1 cup unsalted butter
1 1/2 cups light brown sugar
1 tsp vanilla extract
3 large eggs
1 1/2 cups + 1 1/2 Tbsp self-raising flour
1/3 cup + 1 Tbsp ground almonds
1/4 tsp salt omit if you used salted butter
2 ripe but firm peaches cut into 12 large wedges (peeled or not, as you like)
3 1/2 oz. fresh raspberries
1/4 cup flaked almonds
Line a 7×11-inch baking pan with parchment paper and set aside. (Alternately, you could use a 9×9-inch baking pan. As cake will be a bit thinner, expect baking time to be a bit less, so adjust accordingly.)
Preheat oven to 355 F.
Prepare your peach wedges by cutting 6 generous wedges from each peach and set aside.
On the stovetop, melt the butter in a medium saucepan over medium heat.
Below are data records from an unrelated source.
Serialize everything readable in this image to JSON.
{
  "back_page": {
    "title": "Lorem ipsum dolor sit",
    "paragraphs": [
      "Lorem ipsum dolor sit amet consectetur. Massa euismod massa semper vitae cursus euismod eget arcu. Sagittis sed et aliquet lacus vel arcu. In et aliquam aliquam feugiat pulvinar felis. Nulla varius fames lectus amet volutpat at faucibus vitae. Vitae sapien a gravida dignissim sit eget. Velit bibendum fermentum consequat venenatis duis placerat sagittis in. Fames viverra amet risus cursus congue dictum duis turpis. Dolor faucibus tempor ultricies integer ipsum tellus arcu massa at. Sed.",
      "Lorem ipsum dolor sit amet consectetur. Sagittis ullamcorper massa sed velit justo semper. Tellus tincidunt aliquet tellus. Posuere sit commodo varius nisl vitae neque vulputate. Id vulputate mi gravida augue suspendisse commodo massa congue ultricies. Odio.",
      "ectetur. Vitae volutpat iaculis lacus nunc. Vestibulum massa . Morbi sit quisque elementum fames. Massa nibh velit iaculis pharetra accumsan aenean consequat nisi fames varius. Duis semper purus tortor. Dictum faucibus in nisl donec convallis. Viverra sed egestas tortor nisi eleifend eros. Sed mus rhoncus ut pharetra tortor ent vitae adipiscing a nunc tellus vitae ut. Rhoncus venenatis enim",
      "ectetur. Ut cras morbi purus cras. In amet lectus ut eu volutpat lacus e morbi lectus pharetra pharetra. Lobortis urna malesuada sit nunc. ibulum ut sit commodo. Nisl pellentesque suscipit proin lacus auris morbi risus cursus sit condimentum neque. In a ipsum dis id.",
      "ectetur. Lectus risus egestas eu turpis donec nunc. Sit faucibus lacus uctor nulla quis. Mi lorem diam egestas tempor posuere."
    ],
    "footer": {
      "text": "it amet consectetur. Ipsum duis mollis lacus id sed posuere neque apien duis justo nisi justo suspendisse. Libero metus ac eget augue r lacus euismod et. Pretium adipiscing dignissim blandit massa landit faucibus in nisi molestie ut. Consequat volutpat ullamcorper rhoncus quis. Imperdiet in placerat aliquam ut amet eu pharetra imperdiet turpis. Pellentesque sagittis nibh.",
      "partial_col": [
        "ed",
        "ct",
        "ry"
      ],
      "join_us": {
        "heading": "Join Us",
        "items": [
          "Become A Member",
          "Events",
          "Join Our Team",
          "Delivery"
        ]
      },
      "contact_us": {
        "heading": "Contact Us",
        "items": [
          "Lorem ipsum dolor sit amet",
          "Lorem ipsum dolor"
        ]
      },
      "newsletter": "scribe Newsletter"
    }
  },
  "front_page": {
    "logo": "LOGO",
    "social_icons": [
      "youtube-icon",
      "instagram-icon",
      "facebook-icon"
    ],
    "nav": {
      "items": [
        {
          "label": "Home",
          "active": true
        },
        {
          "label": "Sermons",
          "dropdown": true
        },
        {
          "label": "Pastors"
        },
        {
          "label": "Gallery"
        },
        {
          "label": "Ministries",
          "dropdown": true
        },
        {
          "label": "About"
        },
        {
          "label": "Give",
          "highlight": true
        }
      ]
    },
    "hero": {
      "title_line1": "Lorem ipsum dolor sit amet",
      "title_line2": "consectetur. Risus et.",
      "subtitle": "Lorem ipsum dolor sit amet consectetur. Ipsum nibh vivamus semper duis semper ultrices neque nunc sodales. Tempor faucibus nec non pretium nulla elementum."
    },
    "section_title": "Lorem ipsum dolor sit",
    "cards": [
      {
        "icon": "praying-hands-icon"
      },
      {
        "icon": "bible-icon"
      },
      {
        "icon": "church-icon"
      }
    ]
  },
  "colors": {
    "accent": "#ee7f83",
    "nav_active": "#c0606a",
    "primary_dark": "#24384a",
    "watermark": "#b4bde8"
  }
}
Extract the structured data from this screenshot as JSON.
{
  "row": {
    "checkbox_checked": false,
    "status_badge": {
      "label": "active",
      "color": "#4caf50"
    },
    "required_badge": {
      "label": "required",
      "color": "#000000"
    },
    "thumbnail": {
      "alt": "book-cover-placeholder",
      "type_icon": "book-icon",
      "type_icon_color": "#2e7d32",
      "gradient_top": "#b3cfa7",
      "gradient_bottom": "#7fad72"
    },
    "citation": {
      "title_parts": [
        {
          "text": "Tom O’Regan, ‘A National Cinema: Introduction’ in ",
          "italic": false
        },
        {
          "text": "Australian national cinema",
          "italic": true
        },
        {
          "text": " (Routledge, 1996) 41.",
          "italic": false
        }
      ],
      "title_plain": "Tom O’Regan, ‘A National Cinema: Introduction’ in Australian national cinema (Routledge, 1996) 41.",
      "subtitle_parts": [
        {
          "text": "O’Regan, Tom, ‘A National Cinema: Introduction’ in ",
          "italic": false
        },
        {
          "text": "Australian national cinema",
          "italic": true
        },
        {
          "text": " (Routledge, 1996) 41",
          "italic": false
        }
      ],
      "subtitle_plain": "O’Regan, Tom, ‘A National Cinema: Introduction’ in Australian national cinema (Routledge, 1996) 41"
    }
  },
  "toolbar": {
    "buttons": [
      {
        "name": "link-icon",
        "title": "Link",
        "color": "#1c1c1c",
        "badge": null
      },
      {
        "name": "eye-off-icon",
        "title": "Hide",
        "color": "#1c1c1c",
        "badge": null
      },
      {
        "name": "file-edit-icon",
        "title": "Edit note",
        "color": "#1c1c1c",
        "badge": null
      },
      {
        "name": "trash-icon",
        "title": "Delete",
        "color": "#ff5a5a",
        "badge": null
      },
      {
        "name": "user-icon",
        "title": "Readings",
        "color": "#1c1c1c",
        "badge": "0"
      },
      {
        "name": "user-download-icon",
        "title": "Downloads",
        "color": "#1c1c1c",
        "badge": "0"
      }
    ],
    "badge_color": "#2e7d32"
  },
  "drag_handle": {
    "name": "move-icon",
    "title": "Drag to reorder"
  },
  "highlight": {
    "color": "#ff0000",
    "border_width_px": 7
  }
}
Remove from heat and allow to cool for 5 minutes. Add the sugar, vanilla and eggs and beat with a wooden spoon until smooth. Stir in the flour, ground almonds and salt.
Pour the batter into the prepared baking pan. Lay the peach slices on top 3 wide and 4 long, so that each finished piece of cake with have a full peach slice on top. Scatter the raspberries over-top, then sprinkle with flaked almonds.
Bake in preheated oven for 40 minutes, then loosely cover top with a piece of aluminum foil. Bake a further 15-20 minutes, or until a tested comes out clean. Cool in the pan for 20 minutes, then lift out onto a cooling rack.
When mostly cooled, cut into 12 squares, dividing the cake into thirds from the short end and quarters along the longer side.
Enjoy slightly warm or allow to cool completely. Serve dusted with icing sugar.